Inclusion Africa

Inclusion Africa logo
Inclusion Africa (IA) is a pan-African, regional federation of family-based organizations advocating for the human rights and full inclusion of persons with intellectual disabilities and families throughout Africa. IA was registered with the Civil Society Commission as an NGO with headquarters in Nairobi, Kenya in October, 2012 and has been operating for over ten years.

IA is one of the largest Africa regional non-governmental organizations in the field of disability, and the only regional disability organization to focus on persons with intellectual disabilities and their families in the Sub-Saharan Africa. Member countries include Benin, Burkina Faso, Ethiopia, Ghana, Kenya, Lesotho, Malawi, Mauritius, Mozambique, Namibia, South Africa, Swaziland, Tanzania, Togo, Uganda, Zambia, Zanzibar and Zimbabwe. Inclusion Africa also functions as the regional body to Inclusion International.

What challenges do persons with intellectual disabilities and their families face in Africa?

Persons with intellectual disabilities and their families in Africa are constantly confronted with staggering levels of unemployment, extreme poverty, inequality and exclusion. Issues of stigmatisation and discrimination continue to be a major challenge. Notwithstanding the fact that some African Governments have signed and subsequently ratified the CRPD, most of the national disability laws being implemented in those countries are CRPD non-compliant.

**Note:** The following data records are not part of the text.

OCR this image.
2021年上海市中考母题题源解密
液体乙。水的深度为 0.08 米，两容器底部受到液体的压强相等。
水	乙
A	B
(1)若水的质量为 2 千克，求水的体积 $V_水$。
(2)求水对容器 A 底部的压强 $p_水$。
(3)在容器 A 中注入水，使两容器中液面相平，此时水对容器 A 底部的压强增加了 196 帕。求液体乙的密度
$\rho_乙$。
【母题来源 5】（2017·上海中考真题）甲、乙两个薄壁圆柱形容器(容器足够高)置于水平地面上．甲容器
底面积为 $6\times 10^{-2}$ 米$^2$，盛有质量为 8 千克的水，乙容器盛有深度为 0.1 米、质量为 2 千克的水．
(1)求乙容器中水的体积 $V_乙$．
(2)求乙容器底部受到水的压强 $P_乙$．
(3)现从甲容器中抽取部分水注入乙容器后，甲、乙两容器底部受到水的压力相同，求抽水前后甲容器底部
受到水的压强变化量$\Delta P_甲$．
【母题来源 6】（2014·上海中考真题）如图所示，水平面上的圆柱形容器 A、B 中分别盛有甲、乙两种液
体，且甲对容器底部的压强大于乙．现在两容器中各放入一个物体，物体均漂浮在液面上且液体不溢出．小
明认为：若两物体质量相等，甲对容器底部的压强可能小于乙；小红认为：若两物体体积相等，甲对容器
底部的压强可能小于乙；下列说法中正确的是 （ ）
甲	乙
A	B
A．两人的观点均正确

In Africa there exists deeply rooted stigma and widely held discriminatory attitudes towards persons with intellectual disabilities, which undermines many efforts to bring about change, both at the government and NGO level. In many of our member countries, intellectual disabilities are attributed to spiritual matters or ‘juju’ and thus families known to have a child with an intellectual disability can be ostracized and feared. This drives the issue underground, so that babies and children with intellectual disabilities are hidden, locked in rooms, denied access to health care and education. Sometimes these children are killed. Due to this level of stigma, persons with intellectual disabilities are often invisible in the community and excluded from participation in the social, economic and cultural life of their communities.

Vision: An African continent where persons with intellectual disabilities and their families equally participate in all aspects of life.

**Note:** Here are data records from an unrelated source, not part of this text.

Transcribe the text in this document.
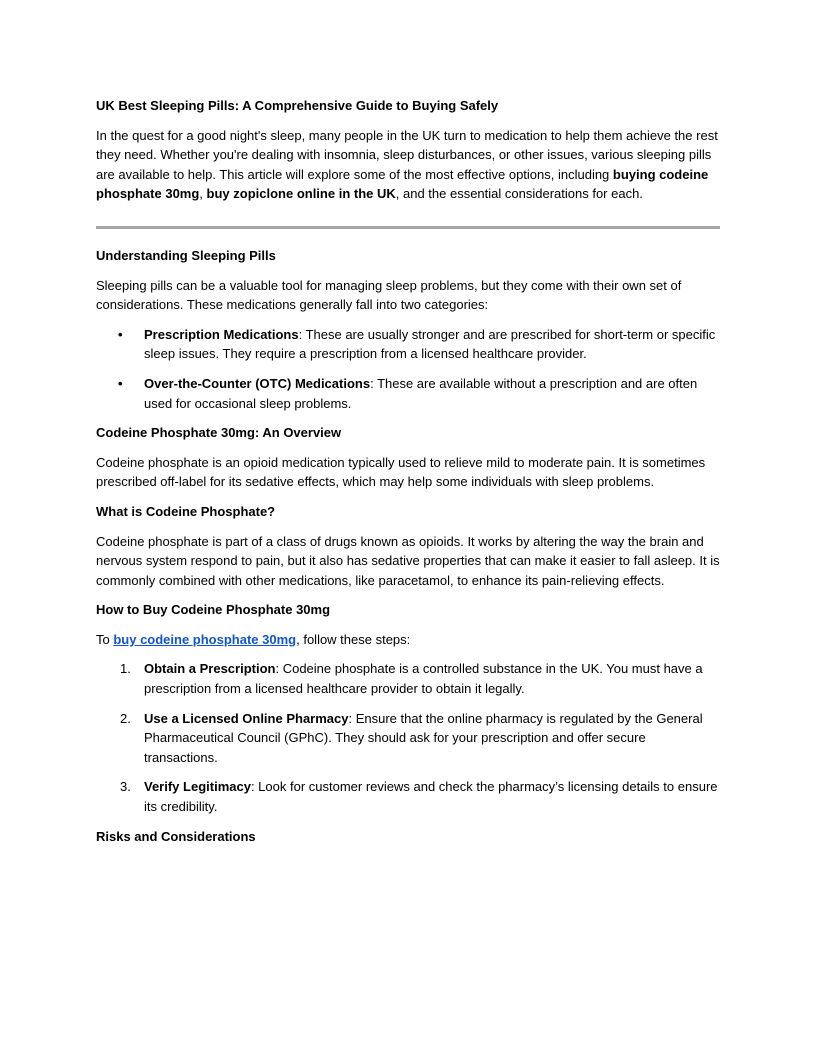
UK Best Sleeping Pills: A Comprehensive Guide to Buying Safely

In the quest for a good night's sleep, many people in the UK turn to medication to help them achieve the rest they need. Whether you're dealing with insomnia, sleep disturbances, or other issues, various sleeping pills are available to help. This article will explore some of the most effective options, including buying codeine phosphate 30mg, buy zopiclone online in the UK, and the essential considerations for each.

Understanding Sleeping Pills

Sleeping pills can be a valuable tool for managing sleep problems, but they come with their own set of considerations. These medications generally fall into two categories:

•	Prescription Medications: These are usually stronger and are prescribed for short-term or specific sleep issues. They require a prescription from a licensed healthcare provider.
•	Over-the-Counter (OTC) Medications: These are available without a prescription and are often used for occasional sleep problems.
Codeine Phosphate 30mg: An Overview

Codeine phosphate is an opioid medication typically used to relieve mild to moderate pain. It is sometimes prescribed off-label for its sedative effects, which may help some individuals with sleep problems.

What is Codeine Phosphate?

Codeine phosphate is part of a class of drugs known as opioids. It works by altering the way the brain and nervous system respond to pain, but it also has sedative properties that can make it easier to fall asleep. It is commonly combined with other medications, like paracetamol, to enhance its pain-relieving effects.

How to Buy Codeine Phosphate 30mg

To buy codeine phosphate 30mg, follow these steps:

1. Obtain a Prescription: Codeine phosphate is a controlled substance in the UK. You must have a prescription from a licensed healthcare provider to obtain it legally.
2. Use a Licensed Online Pharmacy: Ensure that the online pharmacy is regulated by the General Pharmaceutical Council (GPhC). They should ask for your prescription and offer secure transactions.
3. Verify Legitimacy: Look for customer reviews and check the pharmacy’s licensing details to ensure its credibility.
Risks and Considerations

Mission Statement: To advocate for the equal rights and inclusion of persons with intellectual disabilities and their families in Africa.

Values:
We the board, staff, and members of Inclusion Africa hold the following values to be the foundation of our identity as a community. We pledge ourselves to act, in the totality of our life together, respect for the general principles of human rights, in accordance with these values:

  • Equal participation and inclusion
  • Respect for human diversity, inherent dignity, and individual autonomy including the freedom of choice and independence
  • Belief in the potential of persons with disabilities
  • Transparency and accountability
  • Families and self advocates led
  • Collaborative partnerships and respect for autonomy

Board of Inclusion Africa

  • Chair: Semu Kaggwa( Uganda)
  • Vice-Chair Jabulane  Dikgale ( South Africa)
  • Secretary-Margaret Zamudio( Mauritius)
  • Treasurer- Fatma Haji( Kenya)
  • Eastern Africa representative: Fauzia Haji( Zanzibar)
  • Southern Africa representative: Mirriam Namanja( Malawi)
  • Western Africa representative: Claudine Daizo( Benin)
  • Self-advocates representative: Quincy Mwiya( Zambia).